Wer sich mit Paulus’ Empfehlung zur innerkirchlichen Streitschlichtung als Basis der damaligen Bischofsrichtertätigkeit zufriedengibt, muss sich allerdings die Frage gefallen lassen, ob die kaiserlichen Edikte zur Streitentscheidung durch den Bischof nicht doch darüber hinausgehen – mit der Folge, dass die Kaiser den Bischöfen womöglich doch eine echte Rechtsprechung eingeräumt hätten.
Allerdings ist die Unterscheidung zwischen Streitschlichtung und Streitentscheidung ein modernes Phänomen. Es taucht erst auf, wenn die Rechtspflege nicht nur das autoritär gefällte Urteil des Gerichts, sondern daneben auch eine Beilegung des Streits durch die Beteiligten unter Mitwirkung des Richters ohne Urteil kennt. Die materielle Abgrenzung zwischen beiden Phänomenen ist insbesondere dann aber sehr schwierig, wenn der Richter eine große Autorität besitzt: Die machtvoll vorgetragene Anregung einer Einigung braucht dem Machtwort des Richters in Urteilsform nicht nachzustehen. Also pochen wir bitte nicht so sehr auf die Unterscheidung zwischen Streitschlichtung und Streitentscheidung.

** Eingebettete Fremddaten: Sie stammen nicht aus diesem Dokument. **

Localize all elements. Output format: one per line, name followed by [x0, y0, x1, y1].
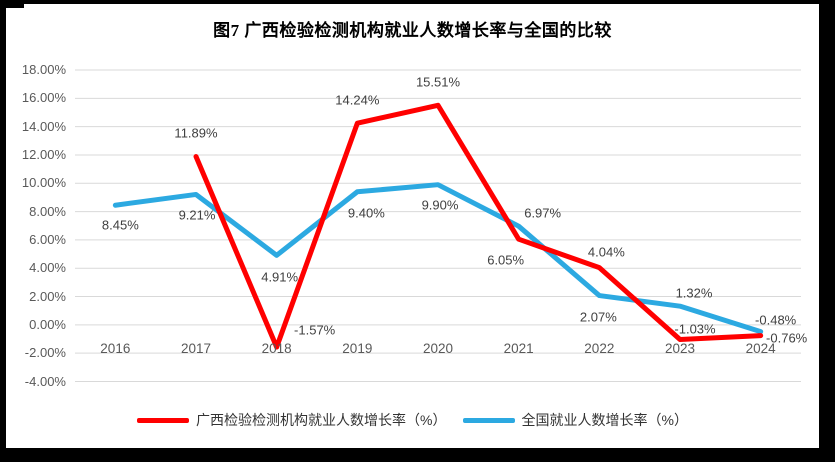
x-axis-tick-label: 2022	[584, 340, 615, 356]
y-axis-tick-label: 10.00%	[21, 175, 66, 191]
data-label: 15.51%	[415, 74, 461, 90]
data-label: 4.04%	[587, 244, 625, 260]
chart-panel: 图7 广西检验检测机构就业人数增长率与全国的比较 18.00% 16.00% 14.…	[6, 4, 819, 448]
legend-item-national-series: 全国就业人数增长率（%）	[462, 410, 688, 430]
screen-edge-artifact	[6, 4, 24, 8]
data-label: 6.05%	[487, 252, 525, 268]
red-line-swatch-icon	[137, 417, 190, 423]
x-axis-tick-label: 2023	[664, 340, 696, 356]
y-axis-tick-label: 2.00%	[29, 288, 66, 304]
legend-label-guangxi: 广西检验检测机构就业人数增长率（%）	[196, 412, 447, 428]
data-label: -0.48%	[755, 312, 797, 328]
series-line-guangxi	[193, 102, 764, 350]
y-axis-tick-label: 8.00%	[29, 203, 66, 219]
y-axis-tick-label: -4.00%	[24, 373, 66, 389]
blue-line-swatch-icon	[462, 417, 515, 423]
legend-label-national: 全国就业人数增长率（%）	[521, 412, 688, 428]
data-label: 9.21%	[178, 207, 216, 223]
y-axis-tick-label: 4.00%	[29, 260, 66, 276]
y-axis-tick-label: 0.00%	[29, 316, 66, 332]
y-axis-tick-label: 18.00%	[21, 62, 66, 77]
x-axis-tick-label: 2024	[745, 340, 776, 356]
data-label: -0.76%	[766, 330, 808, 346]
data-label: -1.03%	[674, 321, 716, 337]
y-axis-tick-label: 16.00%	[21, 90, 66, 106]
y-axis-tick-label: 6.00%	[29, 231, 66, 247]
legend: 广西检验检测机构就业人数增长率（%） 全国就业人数增长率（%）	[6, 410, 819, 430]
legend-item-guangxi-series: 广西检验检测机构就业人数增长率（%）	[137, 410, 447, 430]
x-axis-tick-label: 2017	[180, 340, 212, 356]
y-axis-tick-label: 12.00%	[21, 146, 66, 162]
chart-title: 图7 广西检验检测机构就业人数增长率与全国的比较	[213, 21, 612, 40]
data-label: 14.24%	[335, 92, 380, 108]
data-label: 2.07%	[579, 309, 617, 325]
x-axis-tick-label: 2018	[261, 340, 292, 356]
data-label: 9.90%	[421, 197, 459, 213]
data-label: -1.57%	[294, 322, 336, 338]
data-label: 4.91%	[261, 269, 299, 285]
data-label: 8.45%	[101, 217, 139, 233]
line-chart-canvas	[75, 69, 801, 382]
x-axis-tick-label: 2021	[503, 340, 534, 356]
y-axis-tick-label: 14.00%	[21, 118, 66, 134]
data-label: 11.89%	[174, 125, 218, 140]
data-label: 6.97%	[524, 205, 562, 221]
x-axis-tick-label: 2016	[100, 340, 131, 356]
x-axis-tick-label: 2019	[342, 340, 373, 356]
data-label: 1.32%	[675, 285, 713, 301]
x-axis-tick-label: 2020	[422, 340, 454, 356]
y-axis-tick-label: -2.00%	[24, 345, 66, 361]
data-label: 9.40%	[347, 205, 385, 221]
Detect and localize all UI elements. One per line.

4. Maßstab der Beurteilung von Rechtsverhältnissen
Liest man dazu Kapitel 19 bei Possidius, könnte man meinen, Augustinus habe die ihm unterbreiteten Fälle nach der Bibel und der Wahrheit des göttlichen Gesetzes entschieden – was durchaus dazu passt, dass Possidius die paulinische Empfehlung zur Streitschlichtung anführt, die einschlägigen kaiserlichen Edikte aber schlichtweg unterschlägt. Dieser Eindruck ist indes unzutreffend: Augustinus trug in den sog. Divjak-Briefen an juristisch versierte Adressaten besonders schwierige Rechtsfälle vor, um so zu einer richtigen Bewertung gerade nach Römischem Recht zu kommen.
Für ihn als Römer war die Frage, nach welchem Recht Verhältnisse zu beurteilen waren, völlig unproblematisch: Natürlich war die römische Rechtsordnung für die rechtliche Beurteilung von Sachverhalten entscheidend: Wer ist Eigentümer? Was darf ein Grundstückseigentümer gegenüber dem Nachbarn etwa bei Überhang, Überbau tun? Wie überträgt man Eigentum an beweglichen Sachen, an Grundstücken? Wozu ist ein Gläubiger berechtigt, um an „sein“ Geld zu kommen, wenn Gefahr im Verzuge ist? Wer ist gesetzlicher Erbe eines Verstorbenen? Wie kann man jemand zum Erben bestimmen? Wann wird ein Darlehen (vorzeitig oder regulär) zur Rückzahlung fällig? Wann darf man eine Schenkung wegen groben Undanks oder eigener Verarmung widerrufen? All dies und vieles mehr konnte sich einfach nur nach römischem Recht richten. Das Leben spielte sich halt im römischen Rechts- und Kulturkreis ab.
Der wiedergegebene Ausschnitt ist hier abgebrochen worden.